Posniky looked up warily, not quite startled. “It will be easier to tell my story if you let me know what you know so I don’t have to repeat-”

“I know names,” Rostnikov said, biting back a bitter sip. “I know events of the last days, the murder of Abraham Savitskaya by you and your companion, the theft of the candlestick.”

“It was no theft,” the old man said with some emotion. “It was mine. It was my mother’s. When the Reds came to our village in 1919 or 1920 to collect young men the way the fonie had collected our fathers, Abraham and I decided to get out. My mother and his gave us some food, and my mother gave me the candlestick. It was all she could give, and it was worth little. I said good-bye to my mother and sister, and we left on a winter morning. We were young, too stupid to see the uselessness of what we were trying, to get to Riga, to walk to Riga or steal a ride, but to get to Riga and get on a boat for Canada or America. We didn’t know about passports. We didn’t know that the few rubles in our pockets would buy not even enough bread for the trip. We assumed other Jews would help us on the way. We had names of friends of friends in towns along the way. We never found the towns or the friends. How much detail do you want, policeman?”

“As much as you wish to give,” said Rostnikov, checking to see that Zelach and Tkach were alert. Zelach, across the room, looked puzzled by the scene.

“When we got to the road leading out of town,” Posniky said, “we were too stupid even to go across the fields. We met two soldiers who had been left to stop just what we were doing. One was young. One was quite old. Their uniforms were makeshift, and they were surprised when we killed them. They expected docile young Jewish boys to run back into town, weeping. They had one horse between them, and both were standing on the ground, ordering us to turn around, when I pulled out the brass candlestick from my cloth sack and hit the young one in the face. His cheek gave way, and he tried to scream. I hit him again while the old soldier watched. Neither of them were real soldiers. The old one turned to run, but Abraham leaped on him, and I beat him to death, too. Since then, I have killed others.”

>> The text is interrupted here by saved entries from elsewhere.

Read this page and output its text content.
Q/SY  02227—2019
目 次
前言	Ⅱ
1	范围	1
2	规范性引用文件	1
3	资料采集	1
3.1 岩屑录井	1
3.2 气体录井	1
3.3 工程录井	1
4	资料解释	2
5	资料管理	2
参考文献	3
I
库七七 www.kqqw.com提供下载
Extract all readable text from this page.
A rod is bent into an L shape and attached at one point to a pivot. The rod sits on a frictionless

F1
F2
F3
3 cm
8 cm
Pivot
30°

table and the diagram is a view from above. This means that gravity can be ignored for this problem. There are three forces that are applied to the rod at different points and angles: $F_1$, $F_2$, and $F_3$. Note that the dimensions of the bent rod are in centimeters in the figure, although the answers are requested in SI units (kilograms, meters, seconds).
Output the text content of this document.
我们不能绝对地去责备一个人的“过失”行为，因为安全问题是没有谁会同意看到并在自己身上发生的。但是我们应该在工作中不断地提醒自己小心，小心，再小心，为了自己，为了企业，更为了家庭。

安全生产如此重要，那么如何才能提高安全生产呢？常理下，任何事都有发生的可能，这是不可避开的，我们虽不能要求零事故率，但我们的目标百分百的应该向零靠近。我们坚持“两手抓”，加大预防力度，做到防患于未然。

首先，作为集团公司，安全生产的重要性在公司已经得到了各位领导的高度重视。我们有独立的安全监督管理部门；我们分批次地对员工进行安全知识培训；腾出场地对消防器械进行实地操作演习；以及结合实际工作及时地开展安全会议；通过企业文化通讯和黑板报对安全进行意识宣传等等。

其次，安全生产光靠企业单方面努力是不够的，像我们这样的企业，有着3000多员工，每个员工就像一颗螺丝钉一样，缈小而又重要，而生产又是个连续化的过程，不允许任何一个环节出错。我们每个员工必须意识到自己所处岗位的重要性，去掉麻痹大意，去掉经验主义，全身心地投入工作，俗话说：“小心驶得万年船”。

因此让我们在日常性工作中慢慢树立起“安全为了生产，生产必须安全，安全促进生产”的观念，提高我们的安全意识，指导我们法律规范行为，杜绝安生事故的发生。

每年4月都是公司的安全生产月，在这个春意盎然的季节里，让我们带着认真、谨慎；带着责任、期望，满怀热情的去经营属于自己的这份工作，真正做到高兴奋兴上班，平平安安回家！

“Including Abraham Savitskaya,” said Rostnikov.

Martin was examining the faces of the two men across from him, trying to understand odd words in a foreign language, tense with frustration. Rostnikov was sure the young man would have to be dealt with before the afternoon was over.

“Including Savitskaya,” agreed Posniky. “We dragged the bodies into the gray weeds off the road, and we ran through the field, leaving the horse standing in the middle of the road. Neither of us even considered taking the horse.”

“Young boys often do very foolish things,” said Rostnikov.

“And old men,” added Posniky, holding up his glass, which Rostnikov refilled with wine.